ABD - Valizlerinizi robota teslim edip, mekanik yatağa kurulabilirsiniz
New York’taki YOTEL’in eşiğinden adımını attığında, tasarımıyla lüks uçakları andıran fütüristik bir evrene girdiğinizi hissedeceksiniz. 24 saat hizmet veren self-servis check-in masalarında işini tamamladıktan sonra, valizini otelin robotu Yobot’a teslim edebilirsin. Odaların de teknolojik açıdan lobiden aşağı kalır yanı yok tabii. Mesela mekanik yatağınız, penceren dışarıyı izlemeniz için ideal pozisyonu bulmanıza yardımcı oluyor. iPod/MP3 bağlantı ünitelerinin de aralarında bulunduğu diğer teknolojik özellikleri ise saymaya bile gerek yok.

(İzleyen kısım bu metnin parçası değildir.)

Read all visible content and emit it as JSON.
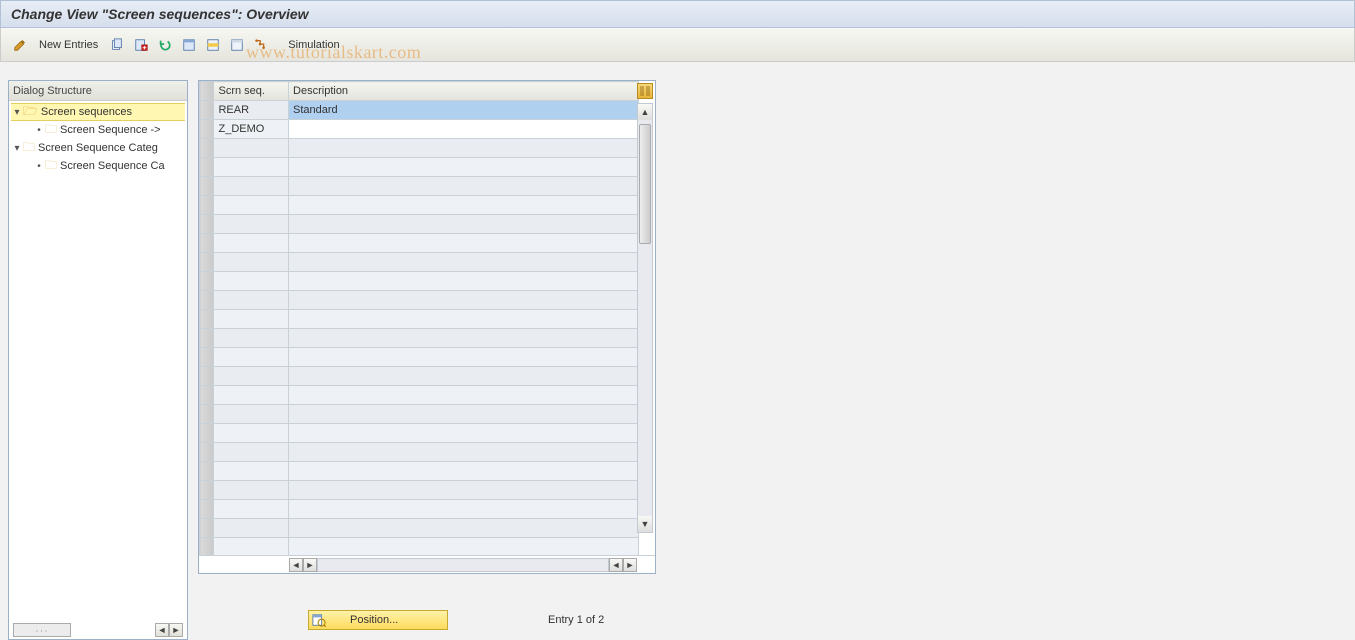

İspanya - Hayal gücünüz fazla mesai yapacak
İspanya’nın başkenti Madrid’teki Silken Puerta América Hotel’deki Space Club odaları, Pritzker ödüllü ünlü mimar Zaha Hadid’in imzasını taşıyor. Saf beyaz ve petrol siyahı olmak üzere iki seçeneğe sahip olan odaya girer girmez, kendinizi yatağa bırakıp pürüzsüz tavanı izlemeye dalın. Emin olun kendisi uzayda süzülüyormul gibi hissedeceksiniz. Hayal gücünüzün daha fazla mesai yapmasını istiyorsanız, otelin diğer katına geçip, yine Pritzker ödüllü bir mimar olan Jean Nouvel’in tasarladığı odada konaklayabilirsiniz. Zira bu oda, Tetris oyununu andıran mobilyaları ve ultra modern, interaktif tasarımıyla konuklarını duyusal bir yolculuğa çıkarıyor. Başka bir deyişle, hangi odasında kalırsanız kalın, Silken Puerta América sizi dış uzayda bir yolculuğa götürüyor.
Malezya: Dünyanın en konforlu konteyner oteli
Malezya’daki Kuala Lumpur Uluslararası Havalimanı içerisinde yer alan Capsule by Container Hotel, en uç noktada konfor sağlayan konteynerlardan oluşuyor. Otelin lounge bölümü, kütüphanesi ve kapsül alanları havaalanı yakınında rahatça dinlenebilmeniz için özel olarak kurgulanmış. Minimal alanda kaliteli yaşam sürme anlamına gelen “kyosho jutaku” konseptiyle tasarlanmış otelde, 120 konteynere ek olarak havlular ve terliklere ek olarak ayakkabılarınızı koymak için bir bölme de kiralayabiliyorsunuz.
Singapur: Odanızda roketle yolculuğa çıkmak ister misiniz?
Singapur’un Little India semtindeki Wonderlust’a adım attığında, adeta dünyaların çarpışmasına şahit olacaksınız. Örneğin otelin ‘Pantone’ ve ‘Whimsical’ gibi isimlere sahip odalarında, kendinizi bir renk fırtınasının içinde bulacaksınız. ‘Space’ odasındaki dev roketteyse kendinizi kozmik bir kâşif gibi hissedeceksiniz. Odaların merkezine yerleştirilmiş buzlu camla çevrili dev duş ve banyoları da unutmayalım. Ayrıca internetten ayrı kalamayanlar, lobiden sınırsız internet bağlantısına sahip, şehir rehberi yüklü akıllı telefonları ödünç alabiliyor.
Japonya: Anahtar yerine yüz tanıma sistemi
Nagasaki’deki Hen-na Hotel, gelecekten gelmişe benziyor. Henn, Japonca’da “değişim” anlamına geliyor ve bu otel adını sahiden de hak ediyor. Check-in masasındaki çok dil bilen robot dinozorlar sizi şaşırttıysa, odanıza anahtarsız girmenizi sağlayan yüz tanıma sistemiyle tanışana kadar bekleyin. Ayrıca otel, duyarlı ve konforlu bir ortam yaratabilmek için güneş panelleri kullanıyor ve otelin de içinde bulunduğu Huis Ten Bosch tema parkını ziyaret etme imkanı sunuyor.